The Seed Saving Movement
Seed saving has become a movement in many parts of the world. Gardeners are being urged to save the seeds from their flowers, herbs, fruits, and vegetables. Beyond having a significant environmental and social impact, it’s a way for us all to be self-sufficient.
By saving the best seeds from our balconies and backyards, we can start our own crops the following season, tending to them up until harvest
Proper Storage is Key
Cool, dry, and dark. Those are the three words you want to remember when storing seeds after the growing season comes to an end.
Unfortunately, many people go through the trouble of carefully saving and drying their seeds, only to lose them due to improper storage.
The book Starting & Saving Seeds: Grow The Perfect Vegetables, Fruits, Herbs, and Flowers for your Garden, by Julie Thompson-Adolf, is a must-read for the self-sufficient gardener.
Thompson-Adolf points out that seeds are living things, and therefore, want to germinate as soon as they can.
That’s why it’s essential to store them away from environmental factors such as sunlight, moisture, and fluctuating temperatures.

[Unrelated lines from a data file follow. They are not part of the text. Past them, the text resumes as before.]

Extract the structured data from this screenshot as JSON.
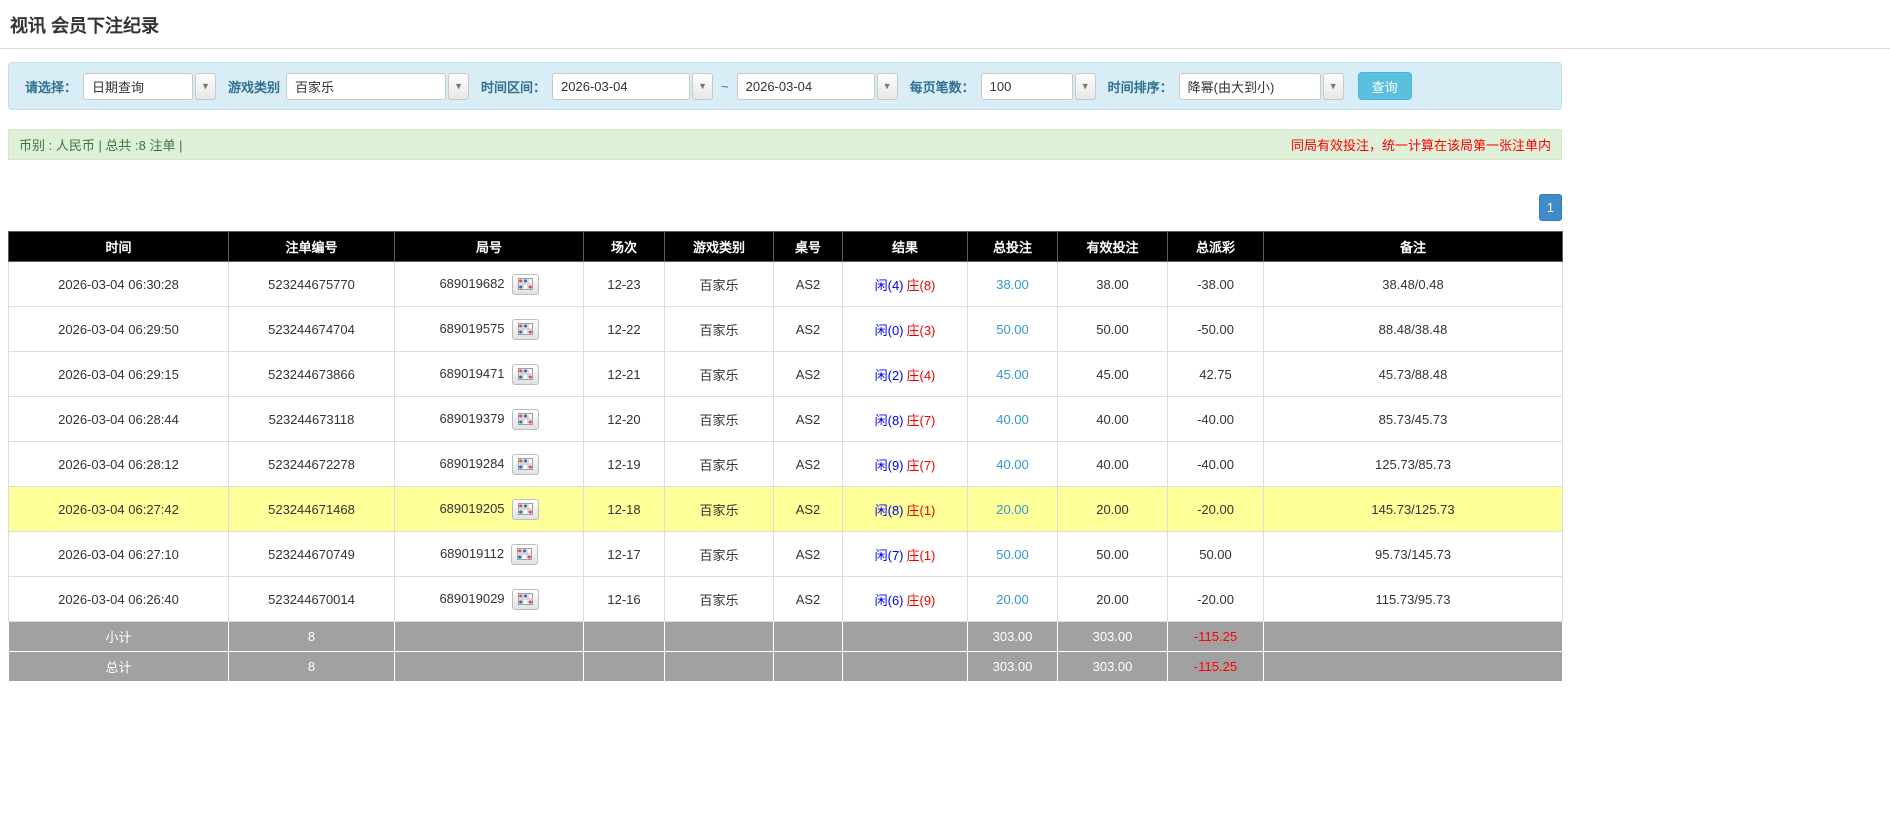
{
  "page": {
    "title": "视讯 会员下注纪录"
  },
  "filters": {
    "select_label": "请选择：",
    "select_value": "日期查询",
    "game_type_label": "游戏类别",
    "game_type_value": "百家乐",
    "time_range_label": "时间区间：",
    "date_from": "2026-03-04",
    "tilde": "~",
    "date_to": "2026-03-04",
    "page_size_label": "每页笔数：",
    "page_size_value": "100",
    "sort_label": "时间排序：",
    "sort_value": "降幂(由大到小)",
    "search_button": "查询"
  },
  "summary": {
    "left": "币别 : 人民币 | 总共 :8 注单 |",
    "right": "同局有效投注，统一计算在该局第一张注单内"
  },
  "pagination": {
    "current": "1"
  },
  "table": {
    "headers": [
      "时间",
      "注单编号",
      "局号",
      "场次",
      "游戏类别",
      "桌号",
      "结果",
      "总投注",
      "有效投注",
      "总派彩",
      "备注"
    ],
    "rows": [
      {
        "time": "2026-03-04 06:30:28",
        "bet_no": "523244675770",
        "round_no": "689019682",
        "session": "12-23",
        "game": "百家乐",
        "table_no": "AS2",
        "player": "闲(4)",
        "banker": "庄(8)",
        "total_bet": "38.00",
        "valid_bet": "38.00",
        "payout": "-38.00",
        "note": "38.48/0.48",
        "highlight": false
      },
      {
        "time": "2026-03-04 06:29:50",
        "bet_no": "523244674704",
        "round_no": "689019575",
        "session": "12-22",
        "game": "百家乐",
        "table_no": "AS2",
        "player": "闲(0)",
        "banker": "庄(3)",
        "total_bet": "50.00",
        "valid_bet": "50.00",
        "payout": "-50.00",
        "note": "88.48/38.48",
        "highlight": false
      },
      {
        "time": "2026-03-04 06:29:15",
        "bet_no": "523244673866",
        "round_no": "689019471",
        "session": "12-21",
        "game": "百家乐",
        "table_no": "AS2",
        "player": "闲(2)",
        "banker": "庄(4)",
        "total_bet": "45.00",
        "valid_bet": "45.00",
        "payout": "42.75",
        "note": "45.73/88.48",
        "highlight": false
      },
      {
        "time": "2026-03-04 06:28:44",
        "bet_no": "523244673118",
        "round_no": "689019379",
        "session": "12-20",
        "game": "百家乐",
        "table_no": "AS2",
        "player": "闲(8)",
        "banker": "庄(7)",
        "total_bet": "40.00",
        "valid_bet": "40.00",
        "payout": "-40.00",
        "note": "85.73/45.73",
        "highlight": false
      },
      {
        "time": "2026-03-04 06:28:12",
        "bet_no": "523244672278",
        "round_no": "689019284",
        "session": "12-19",
        "game": "百家乐",
        "table_no": "AS2",
        "player": "闲(9)",
        "banker": "庄(7)",
        "total_bet": "40.00",
        "valid_bet": "40.00",
        "payout": "-40.00",
        "note": "125.73/85.73",
        "highlight": false
      },
      {
        "time": "2026-03-04 06:27:42",
        "bet_no": "523244671468",
        "round_no": "689019205",
        "session": "12-18",
        "game": "百家乐",
        "table_no": "AS2",
        "player": "闲(8)",
        "banker": "庄(1)",
        "total_bet": "20.00",
        "valid_bet": "20.00",
        "payout": "-20.00",
        "note": "145.73/125.73",
        "highlight": true
      },
      {
        "time": "2026-03-04 06:27:10",
        "bet_no": "523244670749",
        "round_no": "689019112",
        "session": "12-17",
        "game": "百家乐",
        "table_no": "AS2",
        "player": "闲(7)",
        "banker": "庄(1)",
        "total_bet": "50.00",
        "valid_bet": "50.00",
        "payout": "50.00",
        "note": "95.73/145.73",
        "highlight": false
      },
      {
        "time": "2026-03-04 06:26:40",
        "bet_no": "523244670014",
        "round_no": "689019029",
        "session": "12-16",
        "game": "百家乐",
        "table_no": "AS2",
        "player": "闲(6)",
        "banker": "庄(9)",
        "total_bet": "20.00",
        "valid_bet": "20.00",
        "payout": "-20.00",
        "note": "115.73/95.73",
        "highlight": false
      }
    ],
    "subtotal": {
      "label": "小计",
      "count": "8",
      "total_bet": "303.00",
      "valid_bet": "303.00",
      "payout": "-115.25"
    },
    "total": {
      "label": "总计",
      "count": "8",
      "total_bet": "303.00",
      "valid_bet": "303.00",
      "payout": "-115.25"
    }
  },
  "colors": {
    "accent_blue": "#428bca",
    "info_bg": "#d9edf7",
    "success_bg": "#dff0d8",
    "highlight_yellow": "#ffff99",
    "negative_red": "#ff0000",
    "player_blue": "#0000ee",
    "banker_red": "#ee0000"
  }
}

- Dry the seeds you harvest from the garden completely before storing them in small paper envelopes.
- Label them carefully and make sure to write down the date you harvest them. Many seeds, such as nasturtiums, are viable for up to five years!
- Take the envelopes and place them into an air-tight container or jar.
- Place the jar in a cool, dark location of the house. I keep mine in a cabinet in my finished basement where humidity and temperature levels are low.
Proper storage is such a crucial step of the seed saving process, and yet so incredibly simple.